Fortunately, I'm given enough time in the middle to play this whole charade out, which is a rare commodity these days. But more on that later.
First, I must tell you that the Nightingales from the last newsletter either went into hibernation this week or also have generous bosses. The festivities for Ganesha happened in, you guessed it, the badminton court. It's nowhere near as structured or formal as the independence day celebrations. By this I mean it was an open mic for children who, I realised Monday morning, are all rappers now. Turns out all this while, apna time aayega was really just a very precise public campaign for 10:30am on September 2.

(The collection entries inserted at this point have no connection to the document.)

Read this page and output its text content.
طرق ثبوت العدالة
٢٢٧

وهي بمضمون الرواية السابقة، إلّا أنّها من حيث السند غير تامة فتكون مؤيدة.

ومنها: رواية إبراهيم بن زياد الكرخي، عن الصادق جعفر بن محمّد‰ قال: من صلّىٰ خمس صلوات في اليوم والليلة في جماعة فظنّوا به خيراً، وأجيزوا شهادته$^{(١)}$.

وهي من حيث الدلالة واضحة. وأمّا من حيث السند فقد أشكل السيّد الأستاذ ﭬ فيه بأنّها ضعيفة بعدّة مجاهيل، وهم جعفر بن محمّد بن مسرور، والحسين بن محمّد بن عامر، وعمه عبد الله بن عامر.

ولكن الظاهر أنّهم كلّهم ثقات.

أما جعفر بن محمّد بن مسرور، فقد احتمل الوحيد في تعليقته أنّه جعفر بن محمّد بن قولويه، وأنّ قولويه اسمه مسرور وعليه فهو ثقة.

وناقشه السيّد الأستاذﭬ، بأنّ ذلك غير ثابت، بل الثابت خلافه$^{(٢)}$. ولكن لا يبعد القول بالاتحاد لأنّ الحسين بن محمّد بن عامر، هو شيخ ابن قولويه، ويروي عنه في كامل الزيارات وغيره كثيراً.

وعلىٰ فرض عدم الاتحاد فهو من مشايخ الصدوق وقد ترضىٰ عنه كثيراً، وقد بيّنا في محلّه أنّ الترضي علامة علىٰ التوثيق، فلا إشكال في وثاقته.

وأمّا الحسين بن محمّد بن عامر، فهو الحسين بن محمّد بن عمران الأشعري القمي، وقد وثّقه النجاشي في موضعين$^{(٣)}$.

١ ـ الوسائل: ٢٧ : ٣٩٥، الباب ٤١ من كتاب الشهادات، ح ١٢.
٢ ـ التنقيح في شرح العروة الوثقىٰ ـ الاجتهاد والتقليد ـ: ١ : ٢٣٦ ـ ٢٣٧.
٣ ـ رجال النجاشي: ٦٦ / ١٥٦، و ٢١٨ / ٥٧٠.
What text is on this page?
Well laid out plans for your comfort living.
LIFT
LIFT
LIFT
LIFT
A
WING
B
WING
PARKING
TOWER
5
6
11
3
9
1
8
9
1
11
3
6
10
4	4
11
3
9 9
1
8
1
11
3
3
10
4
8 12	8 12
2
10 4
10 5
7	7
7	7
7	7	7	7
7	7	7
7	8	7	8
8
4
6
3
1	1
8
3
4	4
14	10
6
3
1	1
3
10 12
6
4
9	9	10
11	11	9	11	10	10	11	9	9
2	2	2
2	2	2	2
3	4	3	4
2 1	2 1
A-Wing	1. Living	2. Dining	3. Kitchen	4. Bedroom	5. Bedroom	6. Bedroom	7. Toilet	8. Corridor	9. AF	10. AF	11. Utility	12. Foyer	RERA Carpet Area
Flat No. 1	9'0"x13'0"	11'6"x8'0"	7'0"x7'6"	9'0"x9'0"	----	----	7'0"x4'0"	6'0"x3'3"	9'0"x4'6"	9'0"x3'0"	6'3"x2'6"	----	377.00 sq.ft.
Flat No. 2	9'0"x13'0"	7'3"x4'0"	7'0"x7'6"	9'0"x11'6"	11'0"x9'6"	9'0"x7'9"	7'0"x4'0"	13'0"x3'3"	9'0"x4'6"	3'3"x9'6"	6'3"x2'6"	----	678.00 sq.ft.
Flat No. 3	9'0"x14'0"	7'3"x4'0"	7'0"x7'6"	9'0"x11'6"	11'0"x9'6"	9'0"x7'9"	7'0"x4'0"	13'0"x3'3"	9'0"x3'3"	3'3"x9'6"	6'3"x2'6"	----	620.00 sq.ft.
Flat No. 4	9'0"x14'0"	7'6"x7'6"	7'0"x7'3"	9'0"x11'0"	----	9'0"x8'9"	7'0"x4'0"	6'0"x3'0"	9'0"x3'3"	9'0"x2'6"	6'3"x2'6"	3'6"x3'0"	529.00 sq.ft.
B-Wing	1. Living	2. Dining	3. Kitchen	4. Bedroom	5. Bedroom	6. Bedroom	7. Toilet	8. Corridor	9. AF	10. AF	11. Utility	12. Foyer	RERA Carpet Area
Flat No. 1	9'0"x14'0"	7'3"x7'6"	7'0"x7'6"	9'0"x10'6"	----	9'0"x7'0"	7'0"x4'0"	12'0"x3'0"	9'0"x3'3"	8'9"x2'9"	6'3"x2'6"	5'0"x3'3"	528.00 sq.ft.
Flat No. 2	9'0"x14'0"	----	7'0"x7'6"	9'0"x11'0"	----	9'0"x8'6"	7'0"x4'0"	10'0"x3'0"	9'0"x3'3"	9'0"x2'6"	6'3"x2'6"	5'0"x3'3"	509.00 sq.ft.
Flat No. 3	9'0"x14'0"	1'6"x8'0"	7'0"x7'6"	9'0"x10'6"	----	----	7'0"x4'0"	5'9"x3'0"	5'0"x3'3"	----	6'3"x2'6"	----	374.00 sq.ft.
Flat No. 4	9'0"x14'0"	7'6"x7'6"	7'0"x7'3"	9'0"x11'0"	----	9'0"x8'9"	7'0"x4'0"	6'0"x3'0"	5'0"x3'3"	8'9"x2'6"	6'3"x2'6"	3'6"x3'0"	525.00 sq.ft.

As you can imagine, this ebb and flow in sleep has led to a misty existence. I've challenged someone to a game of ice hockey, when I meant air hockey. I no longer know where my ID card is, which means I've had to sweet talk the receptionist for ten days. Minutes before sitting down to write this, I used the wrong settings on my trimmer. The upside is that I'm now lighter. The downside is that's not ideal for my ice hockey preparation.
I'm amused how, week after week, my fear of not having something comical to report to you gets obliterated. I suppose it says something about my clumsiness. And in this particular context, with time and sleep in the picture, it ties closely with the main theme of the story of the week, which is productivity.
Around this time last year, the aforementioned Shoulders of September were let into one of my schemes. It was simply called Sleep Hacking. The idea was that I'd track the various things that affected sleep - light, caffeine intake, ambient noise, proximity to apartment celebrations - and "hack" my way to proper sleep by notching up or down all of those parameters. Ambitious, difficult, and quite possibly pseudo-scientific. Ironically, it never happened because I was too tired. Because I wasn't sleeping enough.
To this day, it remains an empty page in my Bullet Journal, another of many productivity tools I tried after India's startup boom brought with it a lot of Silicon Valley's literature around the topic. As if importing their business ideas wasn't enough.
It turns out this push for productivity, and building tools to ensure it happens, has long been around in the world. The modern era's first documented "productivity consultant" made upwards of what would be nearly $400,000 in 2016 (which is when the story of the week came out). It has long been an obsession, and writer Oliver Burkeman all but confirms that most of it is based on flimsy grounds and doesn't actually work over the long term. Even here, irony isn't too distant: he makes this point over a piece that will take you a lot of time to finish. And you better finish it, because I will quiz you.
It was the last piece I read before I began writing this email. At the end of it, I was amused again. After all my efforts to stay sharp, caffeinated, and intelligible, my sub-conscience could barely distinguish the types of hockey; perhaps Burkeman was right after all. For a moment, I was ready to reconsider a big part of my lifestyle.
But in a delightful bit of cosmic scripting, it was the exact moment in which I received a notification from my favourite podcast, the Tim Ferris Show. His latest episode was out - The Art of Getting Things Done, with guest David Allen, a renowned productivity consultant.
The downside is I continue to be hooked to the concept. The upside is I will still, likely, never run out of comical things to report.